Les directives qualifient les détenus "d'étudiants" devant "obtenir leur diplôme". Ils sont soumis à un système d'évaluation par points qui mesure "leur transformation idéologique (...) et leur obéissance".
Au moins un an de détention
Ils doivent rester en détention pendant au moins un an, même si cette règle n'est pas toujours appliquée, selon les témoignages d'anciens prisonniers recueillis par l'ICIJ.
Les gardiens n'ont pas le droit d'entretenir des relations amicales avec les internés afin d'éviter tout risque de "collusion", selon les directives.

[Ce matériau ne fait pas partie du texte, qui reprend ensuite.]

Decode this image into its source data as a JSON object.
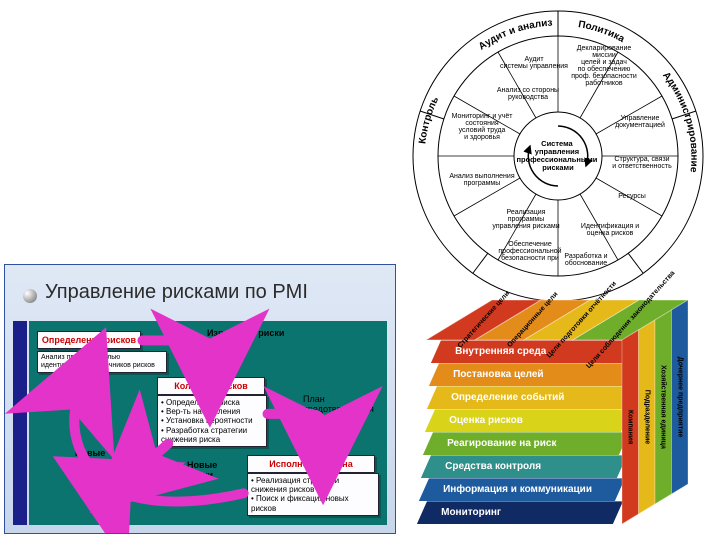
{
  "wheel": {
    "center": "Система управления профессиональными рисками",
    "sectors_outer": [
      "Аудит и анализ",
      "Политика",
      "Администрирование",
      "Контроль",
      "Контроль"
    ],
    "cells": [
      "Аудит системы управления",
      "Анализ со стороны руководства",
      "Мониторинг и учёт состояния условий труда и здоровья",
      "Анализ выполнения программы",
      "Декларирование миссии, целей и задач по обеспечению профессиональной безопасности работников",
      "Управление документацией",
      "Структура, связи и ответственность",
      "Ресурсы",
      "Идентификация и оценка рисков",
      "Разработка и обоснование",
      "Реализация программы управления рисками",
      "Обеспечение профессиональной безопасности при"
    ],
    "colors": {
      "stroke": "#000000",
      "fill": "#ffffff"
    }
  },
  "pmi": {
    "title": "Управление рисками по PMI",
    "bg_outer": "#d3e0f0",
    "bg_inner": "#0b746f",
    "accent": "#1a1f8a",
    "arrow_color": "#e333c8",
    "boxes": {
      "b1": {
        "title": "Определение рисков"
      },
      "b2": {
        "text": "Анализ проекта с целью идентификации источников рисков"
      },
      "b3": {
        "title": "Кол./Кач. рисков",
        "items": [
          "Определение риска",
          "Вер-ть наступления",
          "Установка вероятности",
          "Разработка стратегии снижения риска"
        ]
      },
      "b4": {
        "title": "Исполнение плана",
        "items": [
          "Реализация стратегии снижения рисков",
          "Поиск и фиксация новых рисков"
        ]
      }
    },
    "labels": {
      "known": "Известные риски",
      "new1": "Новые риски",
      "new2": "Новые риски",
      "plan": "План предотвращения риска"
    }
  },
  "cube": {
    "layers": [
      {
        "label": "Внутренняя среда",
        "color": "#d13a1f"
      },
      {
        "label": "Постановка целей",
        "color": "#e38c1a"
      },
      {
        "label": "Определение событий",
        "color": "#e5b91a"
      },
      {
        "label": "Оценка рисков",
        "color": "#d9d31a"
      },
      {
        "label": "Реагирование на риск",
        "color": "#6fae2a"
      },
      {
        "label": "Средства контроля",
        "color": "#2f8f8a"
      },
      {
        "label": "Информация и коммуникации",
        "color": "#1e5a9e"
      },
      {
        "label": "Мониторинг",
        "color": "#102a63"
      }
    ],
    "top_labels": [
      "Стратегические цели",
      "Операционные цели",
      "Цели подготовки отчётности",
      "Цели соблюдения законодательства"
    ],
    "top_colors": [
      "#d13a1f",
      "#e38c1a",
      "#e5b91a",
      "#6fae2a"
    ],
    "side_labels": [
      "Компания",
      "Подразделение",
      "Хозяйственная единица",
      "Дочернее предприятие"
    ],
    "side_colors": [
      "#d13a1f",
      "#e5b91a",
      "#6fae2a",
      "#1e5a9e"
    ]
  }
}
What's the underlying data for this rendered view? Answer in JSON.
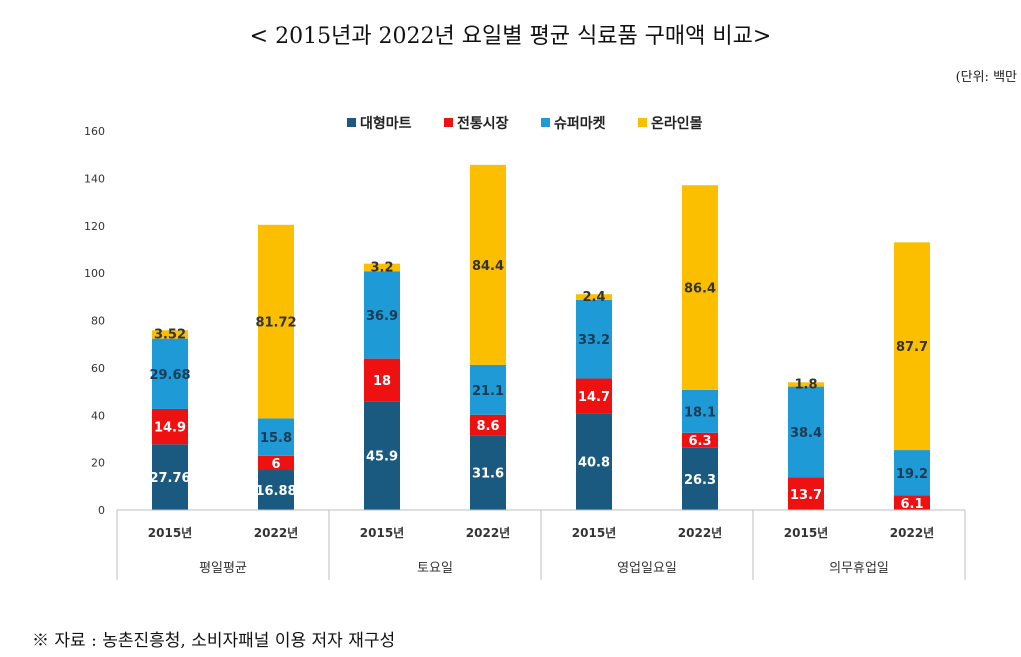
{
  "title": "< 2015년과 2022년 요일별 평균 식료품 구매액 비교>",
  "unit": "(단위: 백만",
  "source": "※ 자료 : 농촌진흥청, 소비자패널 이용 저자 재구성",
  "chart_data": {
    "type": "bar",
    "stacked": true,
    "ylim": [
      0,
      160
    ],
    "yticks": [
      0,
      20,
      40,
      60,
      80,
      100,
      120,
      140,
      160
    ],
    "legend_position": "top",
    "grid": false,
    "categories": [
      "2015년",
      "2022년",
      "2015년",
      "2022년",
      "2015년",
      "2022년",
      "2015년",
      "2022년"
    ],
    "groups": [
      "평일평균",
      "토요일",
      "영업일요일",
      "의무휴업일"
    ],
    "series": [
      {
        "name": "대형마트",
        "color": "#1b5a80",
        "values": [
          27.76,
          16.88,
          45.9,
          31.6,
          40.8,
          26.3,
          0,
          0
        ],
        "labels": [
          "27.76",
          "16.88",
          "45.9",
          "31.6",
          "40.8",
          "26.3",
          "",
          ""
        ]
      },
      {
        "name": "전통시장",
        "color": "#ee1111",
        "values": [
          14.9,
          6,
          18,
          8.6,
          14.7,
          6.3,
          13.7,
          6.1
        ],
        "labels": [
          "14.9",
          "6",
          "18",
          "8.6",
          "14.7",
          "6.3",
          "13.7",
          "6.1"
        ]
      },
      {
        "name": "슈퍼마켓",
        "color": "#1e9ad6",
        "values": [
          29.68,
          15.8,
          36.9,
          21.1,
          33.2,
          18.1,
          38.4,
          19.2
        ],
        "labels": [
          "29.68",
          "15.8",
          "36.9",
          "21.1",
          "33.2",
          "18.1",
          "38.4",
          "19.2"
        ]
      },
      {
        "name": "온라인몰",
        "color": "#fbbf00",
        "values": [
          3.52,
          81.72,
          3.2,
          84.4,
          2.4,
          86.4,
          1.8,
          87.7
        ],
        "labels": [
          "3.52",
          "81.72",
          "3.2",
          "84.4",
          "2.4",
          "86.4",
          "1.8",
          "87.7"
        ]
      }
    ]
  }
}
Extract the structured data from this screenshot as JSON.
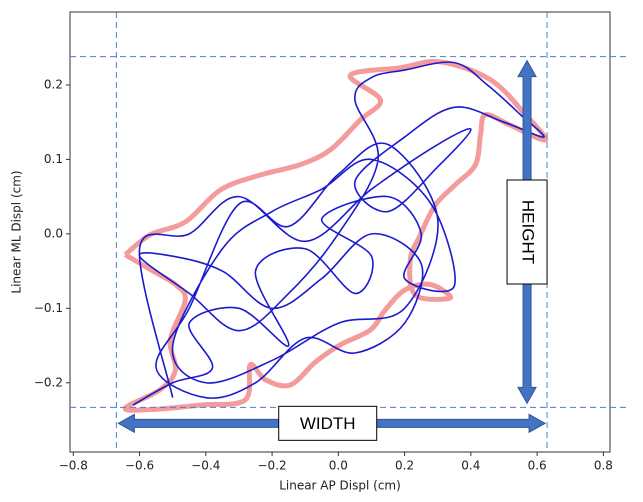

A Londres, l'ambassade de Chine a nié l'authenticité des documents publiés, les qualifiant de "pure falsification" et de "fausses informations". "Il n'existe aucun document ou ordres pour de soi-disant +camps de détention+.", a-t-elle affirmé au quotidien The Guardian, l'un des médias ayant publié les documents.
Mais pour James Leibold, spécialiste des minorités ethniques chinoises à l'Université La Trobe, en Australie, ces documents confirment, "dans les mots même" du Parti communiste au pouvoir, "la nature calculée, coercitive et extra-judiciaire de ces détentions".
"Ils réduisent à néant la propagande du Parti selon laquelle il s'agirait d'innocents centres de formation professionnelle où les Ouïghours et les autres musulmans chinois suivraient librement un stage", déclare-t-il à l'AFP.